Выпускной меньше чем через два месяца. После этого Тристан будет учиться здесь в муниципальном двухгодичном колледже. Он уже нашел себе квартиру, и переедет туда летом. Он устроился работать разносчиком в Rex’s Chinese. Кристен с Тристаном говорят, что останутся вместе, но оба понимают, что их пути разойдутся. Она покидает его, и он, насколько это возможно, счастлив за нее. В следующем году у него, вероятно, будет другая девушка. Из его же колледжа. Со светлыми волосами и не таким неподвижным взглядом, как у Кристен. Ее взгляд будет блуждать по комнате, и Тристан будет скучать по тому, как смотрела на вещи Кристен, по тому, как она смотрела на него – так, словно только на него и стоит смотреть.
Искренне ваша,
Лорел
Дорогая Эми Уайнхаус,
Тетя Эми спросила меня, не хочу ли я сегодня съездить с ней в торговый центр и прикупить весенней одежды, включая платье на Пасху, которая наступит завтра. Она хотела провести со мной день тети-племяшки – наверное, наподобие дня мамы-дочки. Я была не в настроении, но не хотела ее обижать, поэтому согласилась.

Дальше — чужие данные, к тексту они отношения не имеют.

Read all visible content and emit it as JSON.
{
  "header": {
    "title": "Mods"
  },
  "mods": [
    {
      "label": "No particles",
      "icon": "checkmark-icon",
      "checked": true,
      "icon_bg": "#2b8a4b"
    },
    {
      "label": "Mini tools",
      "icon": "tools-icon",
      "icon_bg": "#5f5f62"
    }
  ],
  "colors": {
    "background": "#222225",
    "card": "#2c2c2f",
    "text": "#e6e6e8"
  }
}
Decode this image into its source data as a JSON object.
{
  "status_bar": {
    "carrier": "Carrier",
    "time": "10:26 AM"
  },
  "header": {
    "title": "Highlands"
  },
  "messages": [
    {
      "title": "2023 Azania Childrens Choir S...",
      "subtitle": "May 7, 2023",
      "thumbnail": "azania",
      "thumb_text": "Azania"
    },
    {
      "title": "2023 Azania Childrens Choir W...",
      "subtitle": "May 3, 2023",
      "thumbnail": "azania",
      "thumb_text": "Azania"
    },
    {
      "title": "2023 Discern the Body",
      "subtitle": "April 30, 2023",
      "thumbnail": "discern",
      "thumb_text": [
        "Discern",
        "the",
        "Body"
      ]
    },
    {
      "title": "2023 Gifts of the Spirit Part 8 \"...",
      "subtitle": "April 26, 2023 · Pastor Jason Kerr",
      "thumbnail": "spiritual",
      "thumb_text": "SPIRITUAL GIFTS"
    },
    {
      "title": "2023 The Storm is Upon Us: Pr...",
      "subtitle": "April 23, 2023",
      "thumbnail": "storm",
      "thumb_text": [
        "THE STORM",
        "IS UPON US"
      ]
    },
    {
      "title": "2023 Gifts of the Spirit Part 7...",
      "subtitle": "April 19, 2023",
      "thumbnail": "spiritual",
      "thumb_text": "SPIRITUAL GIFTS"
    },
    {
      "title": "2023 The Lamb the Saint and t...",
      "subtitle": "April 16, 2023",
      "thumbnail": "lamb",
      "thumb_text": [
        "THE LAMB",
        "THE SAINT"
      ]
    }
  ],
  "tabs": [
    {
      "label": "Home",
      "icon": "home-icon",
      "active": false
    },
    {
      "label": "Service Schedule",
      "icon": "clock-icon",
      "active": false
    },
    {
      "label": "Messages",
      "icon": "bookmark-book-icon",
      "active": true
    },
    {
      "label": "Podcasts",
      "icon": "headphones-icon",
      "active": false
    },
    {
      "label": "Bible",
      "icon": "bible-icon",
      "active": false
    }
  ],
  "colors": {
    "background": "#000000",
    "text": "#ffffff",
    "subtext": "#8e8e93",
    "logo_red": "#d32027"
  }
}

Мы заглянули в магазин JCPenney. Я разглядывала там топы, когда она принесла мне охапку платьев на примерку – все слишком длинные и кружевные. Удивительно, как она умудрилась найти столько чопорных платьев в универсальном магазине – уж точно не в подростковом отделе.
Я вышла из примерочной, чтобы показаться тете в первом платье.
– Ты такая красивая, – сказала она, глядя на меня в зеркало, залитую светом ламп. Сказала так, словно это ее пугало. – Будь осторожна, Лорел, – добавила она и заплакала.
Я обняла ее, пытаясь утешить. В магазине работал кондиционер, и я дрожала в платье, покрывшись мурашками.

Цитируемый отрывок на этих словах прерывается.